Your Mother Imagines That You Talk to Her

by Rebecca Jessup

Your mother imagines
that you talk to her all the time
but that you can’t quite write anything down,
can’t quite get to the computer, can’t quite
hit “send”, can’t quite reach the phone.
Across thousands of miles, she imagines
that you intend many cheerful, newsy messages,
describing your day, your harried schedule,
what color dresses you found for the girls,
what funny thing the boy said last week,
how painful it is to have an angry teenager,
what friend you ran into (with footnotes
about who your friends are now), when
you’ll see the doctor next, and how
you’re feeling, what your favorite neighbor says, and
what her grown children are doing now, who’s still angry
and who’s pregnant and who’s in the army. She imagines
your language as you report on your life, what you think and feel about it all,
the inflection of your predictions and conclusions.

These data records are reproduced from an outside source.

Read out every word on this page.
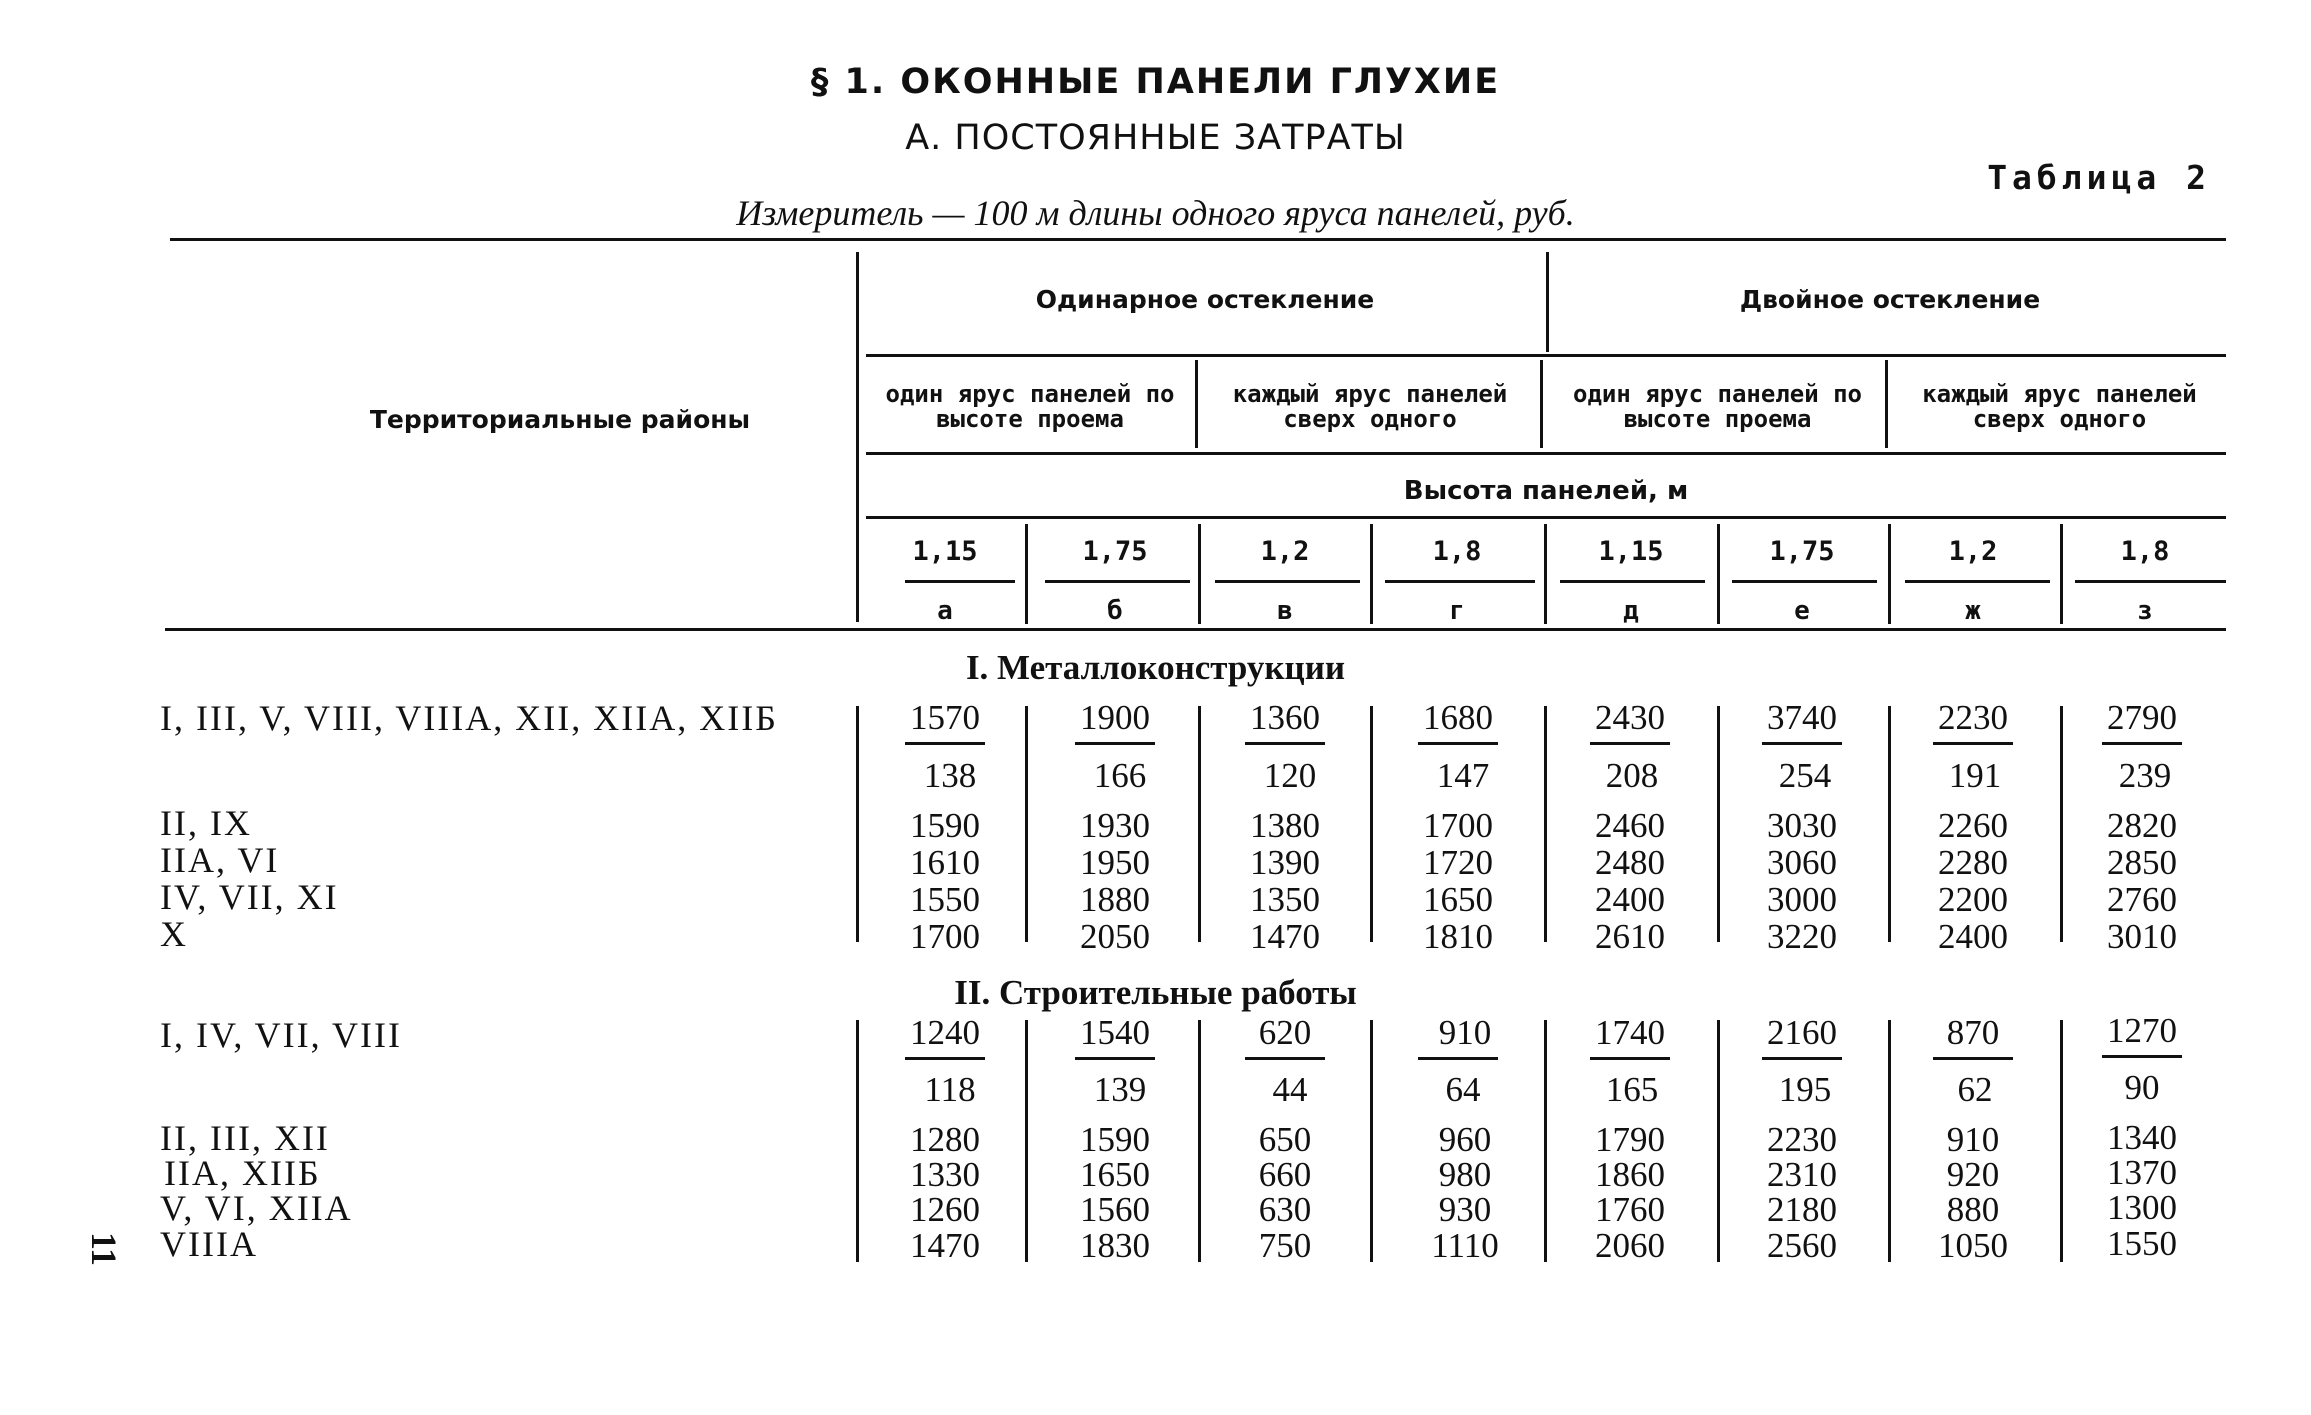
§ 1. ОКОННЫЕ ПАНЕЛИ ГЛУХИЕ
А. ПОСТОЯННЫЕ ЗАТРАТЫ
Таблица 2
Измеритель — 100 м длины одного яруса панелей, руб.
Территориальные районы
Одинарное остекление	Двойное остекление
один ярус панелей по высоте проема
каждый ярус панелей сверх одного
один ярус панелей по высоте проема
каждый ярус панелей сверх одного
Высота панелей, м
1,15	1,75	1,2	1,8	1,15	1,75	1,2	1,8
а	б	в	г	д	е	ж	з
I. Металлоконструкции
I, III, V, VIII, VIIIA, XII, XIIA, XIIБ	1570	1900	1360	1680	2430	3740	2230	2790
138	166	120	147	208	254	191	239
II, IX	1590	1930	1380	1700	2460	3030	2260	2820
IIA, VI	1610	1950	1390	1720	2480	3060	2280	2850
IV, VII, XI	1550	1880	1350	1650	2400	3000	2200	2760
X	1700	2050	1470	1810	2610	3220	2400	3010
II. Строительные работы
I, IV, VII, VIII	1240	1540	620	910	1740	2160	870	1270
118	139	44	64	165	195	62	90
II, III, XII	1280	1590	650	960	1790	2230	910	1340
IIA, XIIБ	1330	1650	660	980	1860	2310	920	1370
V, VI, XIIA	1260	1560	630	930	1760	2180	880	1300
VIIIA	1470	1830	750	1110	2060	2560	1050	1550
11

All
these imagined accounts float toward your mother,
drifting, bobbing over the oceans,
heard maybe by gulls and dolphins. Dozens of stories,
spinning in eddies, trying to make their way,
making the listening seabirds and small fish smile. This
is what she imagines today, since
she needs to imagine something.


Copyright 2015, Rebecca Jessup

Rebecca Jessup says: “I am a mother, grandmother, sister, aunt, great-aunt. Also a Latin teacher, office worker, poet, writer, sometime artist. I live just outside of Belfast, Maine, where I can look out at the Penobscot Bay every day. Most recent publication (‘Dactyls’) was in Classical Outlook (Fall 2013).”